Jeju Island is home to many artists who are originally from the mainland, as artists looking for a homey retreat away from crowded cities have settled on the pristine island.

Jin Park, previously a hotel chef, moved to Jeju Island a few years ago. After he was diagnosed with cancer, he took up pottery as a new profession, believing the change would be good for his health.

Having made a full recovery, Park runs daily pottery classes at his studio, where participants get to make plates by hand as part of Airbnb Experiences.

Participants can also practice resin art, making ornaments out of seashells they have picked up on Jeju’s beaches.
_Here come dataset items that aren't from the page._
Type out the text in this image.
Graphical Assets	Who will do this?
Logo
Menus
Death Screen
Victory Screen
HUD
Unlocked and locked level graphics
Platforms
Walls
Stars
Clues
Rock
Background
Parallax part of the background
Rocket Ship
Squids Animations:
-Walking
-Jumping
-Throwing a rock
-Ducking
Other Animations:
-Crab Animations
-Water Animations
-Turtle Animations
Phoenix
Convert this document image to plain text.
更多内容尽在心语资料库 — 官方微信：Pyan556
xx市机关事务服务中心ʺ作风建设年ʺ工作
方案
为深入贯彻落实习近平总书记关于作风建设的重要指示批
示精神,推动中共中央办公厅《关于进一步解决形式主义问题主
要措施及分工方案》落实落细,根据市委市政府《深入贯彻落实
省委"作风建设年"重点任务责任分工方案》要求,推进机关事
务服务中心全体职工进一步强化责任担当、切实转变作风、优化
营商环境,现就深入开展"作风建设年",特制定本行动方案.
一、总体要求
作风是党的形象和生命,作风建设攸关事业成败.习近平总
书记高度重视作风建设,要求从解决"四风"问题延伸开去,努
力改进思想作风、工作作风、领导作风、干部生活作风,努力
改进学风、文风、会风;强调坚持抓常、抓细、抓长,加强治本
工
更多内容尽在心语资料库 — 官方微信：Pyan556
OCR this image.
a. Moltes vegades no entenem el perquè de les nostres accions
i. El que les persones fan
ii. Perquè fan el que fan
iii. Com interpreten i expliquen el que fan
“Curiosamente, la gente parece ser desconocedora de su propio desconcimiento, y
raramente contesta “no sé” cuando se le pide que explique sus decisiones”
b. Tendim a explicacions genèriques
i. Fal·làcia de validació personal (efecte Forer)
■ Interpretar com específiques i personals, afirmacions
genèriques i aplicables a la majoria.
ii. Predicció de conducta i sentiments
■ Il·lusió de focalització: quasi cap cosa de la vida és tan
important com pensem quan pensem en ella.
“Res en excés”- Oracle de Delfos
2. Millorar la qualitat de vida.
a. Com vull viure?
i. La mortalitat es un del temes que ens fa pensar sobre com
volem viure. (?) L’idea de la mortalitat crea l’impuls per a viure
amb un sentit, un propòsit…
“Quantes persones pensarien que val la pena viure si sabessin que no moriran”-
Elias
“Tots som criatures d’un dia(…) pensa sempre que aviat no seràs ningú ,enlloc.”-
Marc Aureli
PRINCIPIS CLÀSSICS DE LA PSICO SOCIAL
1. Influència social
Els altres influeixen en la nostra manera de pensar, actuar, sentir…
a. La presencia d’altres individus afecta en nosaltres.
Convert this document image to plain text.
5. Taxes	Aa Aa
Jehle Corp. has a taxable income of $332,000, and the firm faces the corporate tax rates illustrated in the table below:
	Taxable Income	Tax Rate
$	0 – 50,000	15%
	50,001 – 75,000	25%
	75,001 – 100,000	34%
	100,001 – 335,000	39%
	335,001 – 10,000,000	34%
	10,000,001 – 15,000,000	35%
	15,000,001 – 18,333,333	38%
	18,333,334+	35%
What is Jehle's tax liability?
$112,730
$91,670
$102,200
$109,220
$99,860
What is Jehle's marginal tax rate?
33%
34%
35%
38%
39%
‘Haenyeo’ dining experience 
Kwon Young-hee, 88, speaks of her experience as a woman diver at Haenyeo’s Kitchen in Gujwa-eup, Jeju Island. (Im Eun-byel / The Korea Herald)

Though Jeju Island’s “haenyeo” culture has been designated a UNESCO World Heritage, to this day not many truly understand what it is like to live the life of a haenyeo.

Jeju Island is home to a large number of these women, who dive for seafood off its coast.

Kim Ha-won, who studied theater at the Korea National University of Arts, was shocked that seafood caught by haenyeo was being sold at prices lower than farmed seafood.

To invigorate the local haenyeo culture, Kim founded Haenyeo’s Kitchen, a social dining culture complex for which reservations can be made through Airbnb Experiences. There guests can watch a play about haenyeo, enjoy dishes created by haenyeo and talk with the women divers.

By Im Eun-byel (silverstar@heraldcorp.com)

The writer participated in a press trip arranged by Airbnb on Jeju Island in August. -- Ed.